What is affordable housing?
There is no single definition of affordable housing. What is considered “affordable” by a family earning $100,000 a year will be out of reach for another family that earns only $25,000 a year. Incomes and housing costs also vary by location. A typical home in one community might cost $300,000, while that same house would cost half as much in another part of the country.
Rules of thumb are often used to determine affordability. For example, the federal government considers housing to be affordable if a family spends no more than 30% of its income on its housing costs, including utilities. Using this benchmark, a family earning $30,000 a year could afford to pay up to $9,000 a year (or $750 a month) on housing.

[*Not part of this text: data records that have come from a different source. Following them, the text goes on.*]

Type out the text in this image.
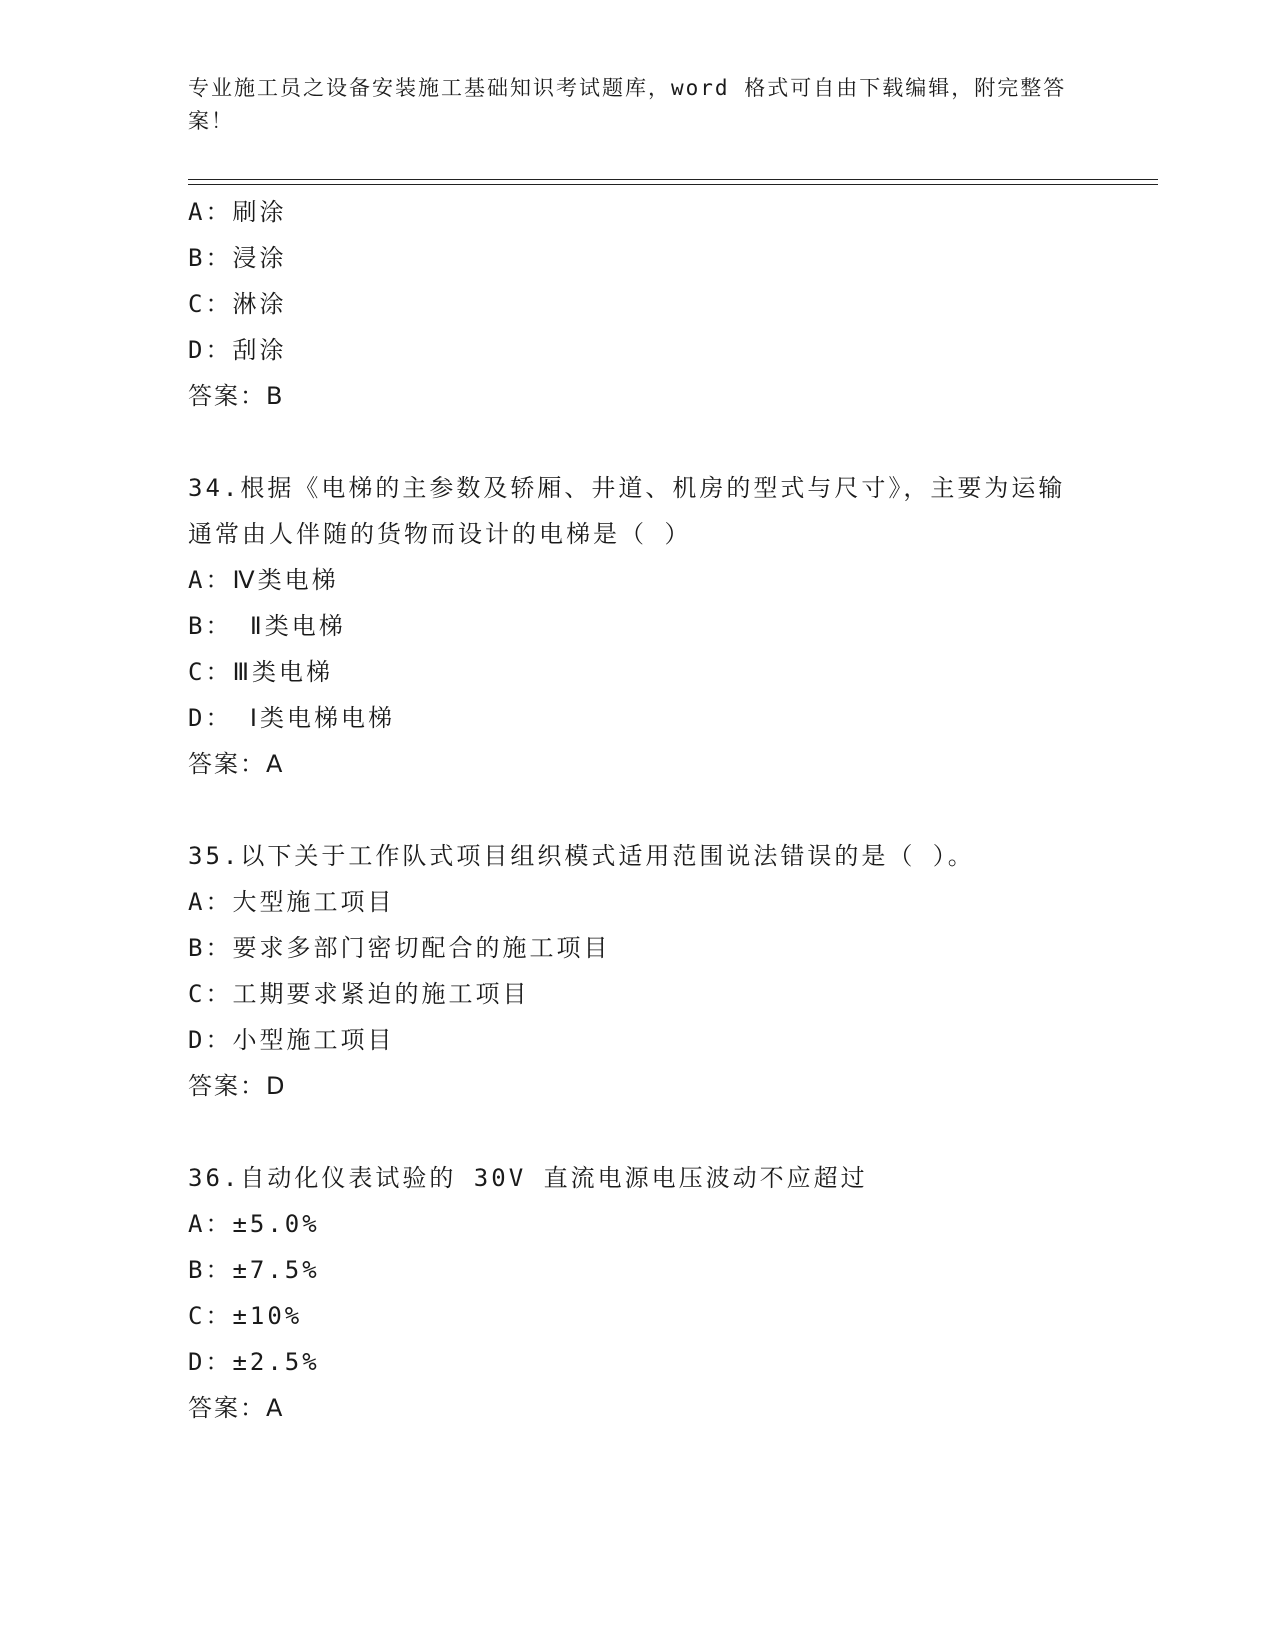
专业施工员之设备安装施工基础知识考试题库，word 格式可自由下载编辑，附完整答案！
A：刷涂
B：浸涂
C：淋涂
D：刮涂
答案：B
34.根据《电梯的主参数及轿厢、井道、机房的型式与尺寸》，主要为运输通常由人伴随的货物而设计的电梯是（ ）
A：Ⅳ类电梯
B： Ⅱ类电梯
C：Ⅲ类电梯
D： Ⅰ类电梯电梯
答案：A
35.以下关于工作队式项目组织模式适用范围说法错误的是（ ）。
A：大型施工项目
B：要求多部门密切配合的施工项目
C：工期要求紧迫的施工项目
D：小型施工项目
答案：D
36.自动化仪表试验的 30V 直流电源电压波动不应超过
A：±5.0%
B：±7.5%
C：±10%
D：±2.5%
答案：A
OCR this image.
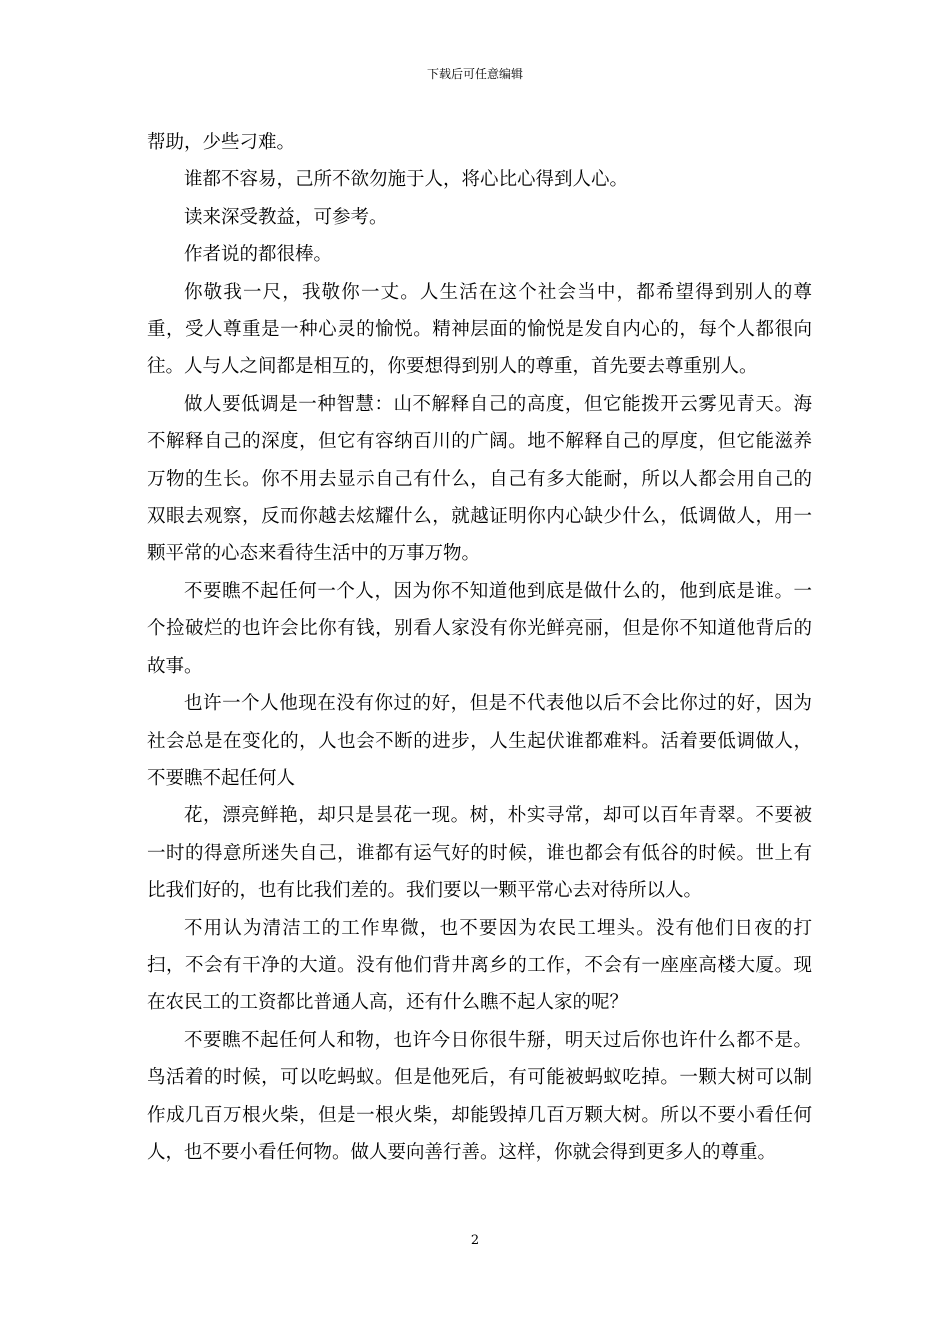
下载后可任意编辑

帮助，少些刁难。

谁都不容易，己所不欲勿施于人，将心比心得到人心。

读来深受教益，可参考。

作者说的都很棒。

你敬我一尺，我敬你一丈。人生活在这个社会当中，都希望得到别人的尊重，受人尊重是一种心灵的愉悦。精神层面的愉悦是发自内心的，每个人都很向往。人与人之间都是相互的，你要想得到别人的尊重，首先要去尊重别人。

做人要低调是一种智慧：山不解释自己的高度，但它能拨开云雾见青天。海不解释自己的深度，但它有容纳百川的广阔。地不解释自己的厚度，但它能滋养万物的生长。你不用去显示自己有什么，自己有多大能耐，所以人都会用自己的双眼去观察，反而你越去炫耀什么，就越证明你内心缺少什么，低调做人，用一颗平常的心态来看待生活中的万事万物。

不要瞧不起任何一个人，因为你不知道他到底是做什么的，他到底是谁。一个捡破烂的也许会比你有钱，别看人家没有你光鲜亮丽，但是你不知道他背后的故事。

也许一个人他现在没有你过的好，但是不代表他以后不会比你过的好，因为社会总是在变化的，人也会不断的进步，人生起伏谁都难料。活着要低调做人，不要瞧不起任何人

花，漂亮鲜艳，却只是昙花一现。树，朴实寻常，却可以百年青翠。不要被一时的得意所迷失自己，谁都有运气好的时候，谁也都会有低谷的时候。世上有比我们好的，也有比我们差的。我们要以一颗平常心去对待所以人。

不用认为清洁工的工作卑微，也不要因为农民工埋头。没有他们日夜的打扫，不会有干净的大道。没有他们背井离乡的工作，不会有一座座高楼大厦。现在农民工的工资都比普通人高，还有什么瞧不起人家的呢？

不要瞧不起任何人和物，也许今日你很牛掰，明天过后你也许什么都不是。鸟活着的时候，可以吃蚂蚁。但是他死后，有可能被蚂蚁吃掉。一颗大树可以制作成几百万根火柴，但是一根火柴，却能毁掉几百万颗大树。所以不要小看任何人，也不要小看任何物。做人要向善行善。这样，你就会得到更多人的尊重。

2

In the private sector, lenders underwriting home purchases typically require that families spend no more than some set percentage of income (such as 28%) for mortgage payments, taxes, and insurance.
Yet, these “rules” don’t tell the whole story. A family making $200,000 per year can afford to spend more than 30% of its income on housing and have enough left over to meet other necessities, but a family making $20,000 might not be able to make ends meet on the income left over after spending 30% for housing. A family’s capacity to meet other expenses depends on other factors such as family size and age of children.

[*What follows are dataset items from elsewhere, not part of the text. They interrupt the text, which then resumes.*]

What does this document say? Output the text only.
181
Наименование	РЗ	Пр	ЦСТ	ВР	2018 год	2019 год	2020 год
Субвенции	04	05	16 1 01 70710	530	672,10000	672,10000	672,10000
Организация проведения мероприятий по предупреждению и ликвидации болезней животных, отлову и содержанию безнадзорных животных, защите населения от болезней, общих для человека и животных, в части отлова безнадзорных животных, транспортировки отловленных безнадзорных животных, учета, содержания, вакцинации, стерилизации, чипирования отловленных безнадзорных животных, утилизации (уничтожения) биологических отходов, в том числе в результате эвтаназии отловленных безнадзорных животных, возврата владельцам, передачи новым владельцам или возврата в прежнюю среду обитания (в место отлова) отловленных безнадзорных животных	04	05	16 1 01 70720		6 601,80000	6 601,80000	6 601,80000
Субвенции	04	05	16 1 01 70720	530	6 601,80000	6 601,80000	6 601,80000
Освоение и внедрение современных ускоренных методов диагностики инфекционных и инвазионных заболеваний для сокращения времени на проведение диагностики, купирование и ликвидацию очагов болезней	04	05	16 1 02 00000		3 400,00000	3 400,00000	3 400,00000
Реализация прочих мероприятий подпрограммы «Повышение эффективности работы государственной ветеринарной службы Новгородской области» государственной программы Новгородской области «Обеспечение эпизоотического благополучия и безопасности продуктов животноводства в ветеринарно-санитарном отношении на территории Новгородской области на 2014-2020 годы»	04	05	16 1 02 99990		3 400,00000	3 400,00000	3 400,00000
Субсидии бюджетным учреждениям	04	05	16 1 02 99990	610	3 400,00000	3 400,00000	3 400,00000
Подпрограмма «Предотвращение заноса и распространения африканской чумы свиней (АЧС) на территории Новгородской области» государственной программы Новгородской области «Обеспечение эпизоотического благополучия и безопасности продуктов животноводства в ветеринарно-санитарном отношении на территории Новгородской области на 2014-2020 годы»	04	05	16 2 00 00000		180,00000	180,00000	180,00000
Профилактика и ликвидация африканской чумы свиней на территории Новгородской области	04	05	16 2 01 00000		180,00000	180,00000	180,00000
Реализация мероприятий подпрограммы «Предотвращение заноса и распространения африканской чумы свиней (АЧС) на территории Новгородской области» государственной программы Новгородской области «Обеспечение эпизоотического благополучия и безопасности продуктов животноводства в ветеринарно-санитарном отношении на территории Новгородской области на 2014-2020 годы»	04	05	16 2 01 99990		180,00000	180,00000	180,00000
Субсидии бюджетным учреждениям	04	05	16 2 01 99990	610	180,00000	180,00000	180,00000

Ultimately, families of all incomes need affordable homes- homes that are decent and accessible to jobs, shopping and other services, and available at a cost that allows them to provide for life’s other necessities, such as food, clothing, and medical care.
What is “subsidized” housing?
Most housing, affordable or otherwise, is provided by the private market place. That is, developers, homebuilders, or landlords compete to sell or rent units to potential homebuyers or tenants to buy or rent. Some households, particularly lower- income households, are at a great disadvantage when it comes to renting or buying market- rate homes. They may have to pay excessive portions of their income, crowd in with other families to pool resources, or live in substandard conditions. That is why various government programs have been created to help people obtain decent, affordable homes.
Subsidized housing is housing that is made available at below- market rates through the use of government subsidies. Unlike other government programs, such as food stamps or Medicaid, housing subsidies are not an entitlement and are generally in short supply. Many communities have long waiting lists for housing assistance.
What is workforce housing?
Workforce housing is housing for the occupations needed in every community, including teachers, nurses, police officers, fire fighters, and many other critical workers. In many communities, there is a mismatch between where these jobs are located and where affordable homes are located- a difficult situation for both working households and employers. Many working families must choose between paying exorbitant housing costs to live close to their jobs or enduring lengthy commutes from areas with more affordable housing. In areas with particularly high housing costs, employers may have difficulty retaining employees because the workers do not make enough to afford nearby homes and tire of long commutes.
Workforce housing is also an issue of equity. People who provide the bulk of essential services in their communities- teachers, police officers, fire fighters, hospital workers, laundry, and restaurant workers- often cannot afford to live in the communities they serve. The lack of affordable workforce housing is felt beyond working families, however. High housing costs force families to move further and further from their place of work to afford housing. Cities become ever more sprawling, leading to increases in traffic congestion, air pollution, and road maintenance costs that negatively affect the quality of life for all residents in the community.
The families in need of workforce housing do not fall neatly into a single narrow income category. Employees in some industries (e.g. retail sales, food service, tourism) are likely to be in the lower income ranges. Seasoned workforce jobs with education or training requirements, such as teachers, police officers, nurses, etc., may fall into the middle income brackets but still find it difficult to afford homes in the community where they work.